The other perhaps surprising lyrical outcome on this record is the abundancy of a quiet self-confidence, for all Jamie’s references to being as he puts it “a mirrorless void”, throughout there’s also a desire to leave a mark, no matter how minor on the world. In I’m Not Here, he may picture himself as, “a tramp on the street” but he still thinks his legacy is to be, “a rotting classic on a shelf”, placing himself alongside the literature other great forgotten heroes. He goes even further on I Am The Lord, whilst he might not quite be calling himself god, he certainly placing himself on the same level, noting, “he needed someone to talk to”. It seems that it’s only in placing himself alongside an inhuman god that he can find someone who shares his level of loneliness and his feelings of being completely out of sync with the world around him. Throughout its lyrically challenging and fascinating, it reveals the multitude of textures that exist within the lowest ebb of human existence, even in the bleak nothingness there’s so many shades of life.

Musically it’s a considerable expansion of the MONEY sound, this is a record that sounds like it was crafted without a thought for budgets; at times it recalls the musical excess of the 1990’s. Suicide Songs is a record that is resplendent with string sections, horns, choirs and rich full arrangements. It’s quite reminiscent in ambition, if not so much sound, of the likes of Spiritualized or The Verve borrowing influence from various music styles without falling into a sound that is anything but their own. I Am The Lord buzzes on a wave of complex percussion and the Asian twang of a dilruba: a type of string instrument from India; the titular Suicide Song incorporates a symphony of horns coming across like a funereal colliery band, whilst Hopeless World has a surprisingly jaunty sway to it, as for once it’s Jamie himself who’s spinning rather than the alcohol fuelled room around him. One of the most striking things about the beautiful production of the album is the ability for the music and the singer to at times sound entirely disconnected; Jamie’s vocal, which carries his brooding lyrics with a strained slightly ragged beauty, he seems to transcend the musical scenes the instrumentation creates, rising above them as if looking down upon the world they soundtrack entirely disconnected from the real world that carries on nearly oblivious of his presence, particularly true on the beautiful stand out, You Look Like A Sad Painting On Both Sides Of The Sky.
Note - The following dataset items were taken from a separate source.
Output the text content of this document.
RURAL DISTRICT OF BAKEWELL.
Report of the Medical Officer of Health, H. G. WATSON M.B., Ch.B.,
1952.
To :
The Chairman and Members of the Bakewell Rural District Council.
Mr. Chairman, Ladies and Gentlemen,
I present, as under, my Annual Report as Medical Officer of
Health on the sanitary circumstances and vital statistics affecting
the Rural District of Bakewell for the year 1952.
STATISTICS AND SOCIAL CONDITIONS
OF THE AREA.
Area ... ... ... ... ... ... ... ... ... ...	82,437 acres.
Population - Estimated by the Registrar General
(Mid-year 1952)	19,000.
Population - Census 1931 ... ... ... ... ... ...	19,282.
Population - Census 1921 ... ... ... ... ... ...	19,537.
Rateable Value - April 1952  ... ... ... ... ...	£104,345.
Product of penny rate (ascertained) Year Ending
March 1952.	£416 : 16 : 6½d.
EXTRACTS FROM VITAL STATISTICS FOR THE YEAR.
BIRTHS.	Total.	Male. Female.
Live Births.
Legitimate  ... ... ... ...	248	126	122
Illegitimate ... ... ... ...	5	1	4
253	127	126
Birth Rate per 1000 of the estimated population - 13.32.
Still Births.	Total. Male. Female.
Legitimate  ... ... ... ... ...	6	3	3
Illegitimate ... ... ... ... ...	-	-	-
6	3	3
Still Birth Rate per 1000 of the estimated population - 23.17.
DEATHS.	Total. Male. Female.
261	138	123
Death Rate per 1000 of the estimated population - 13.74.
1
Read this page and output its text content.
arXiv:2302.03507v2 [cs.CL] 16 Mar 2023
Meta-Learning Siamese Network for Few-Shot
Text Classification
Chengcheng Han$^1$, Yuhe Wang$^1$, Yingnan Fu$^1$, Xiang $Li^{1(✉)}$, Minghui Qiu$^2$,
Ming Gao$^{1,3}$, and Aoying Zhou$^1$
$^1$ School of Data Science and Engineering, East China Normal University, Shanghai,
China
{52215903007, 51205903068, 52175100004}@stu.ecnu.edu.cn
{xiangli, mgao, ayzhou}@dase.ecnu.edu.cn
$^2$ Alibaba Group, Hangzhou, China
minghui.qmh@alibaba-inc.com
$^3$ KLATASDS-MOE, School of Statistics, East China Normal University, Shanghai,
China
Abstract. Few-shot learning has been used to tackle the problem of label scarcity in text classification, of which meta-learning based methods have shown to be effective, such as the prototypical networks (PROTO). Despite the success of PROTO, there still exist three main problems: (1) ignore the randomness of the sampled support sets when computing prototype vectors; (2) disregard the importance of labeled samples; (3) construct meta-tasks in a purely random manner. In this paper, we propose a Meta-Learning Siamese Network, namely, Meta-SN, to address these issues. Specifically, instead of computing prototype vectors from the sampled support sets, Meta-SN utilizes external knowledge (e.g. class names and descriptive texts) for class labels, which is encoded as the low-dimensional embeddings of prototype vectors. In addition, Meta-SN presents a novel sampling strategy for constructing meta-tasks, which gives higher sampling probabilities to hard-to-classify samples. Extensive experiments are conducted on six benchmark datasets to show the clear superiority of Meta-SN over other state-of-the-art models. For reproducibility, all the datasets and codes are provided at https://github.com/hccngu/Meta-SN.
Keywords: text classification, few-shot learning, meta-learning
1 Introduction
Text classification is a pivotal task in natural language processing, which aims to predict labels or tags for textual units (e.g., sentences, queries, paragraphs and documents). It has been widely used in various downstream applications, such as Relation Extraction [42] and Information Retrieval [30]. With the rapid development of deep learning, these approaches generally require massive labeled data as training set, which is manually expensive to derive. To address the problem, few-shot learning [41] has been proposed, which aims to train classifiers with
It is not an album that makes any grand statement, it’s not an album of resolution or stepping out of the darkness of mental ill-health, it’s an album that is bleak and remains that way. It is an album that says it is okay to suffer and it is okay to express weakness and to struggle. Above all else it is a record that is honest, beautiful and compelling, and in its own quiet way that’s a triumph in its self.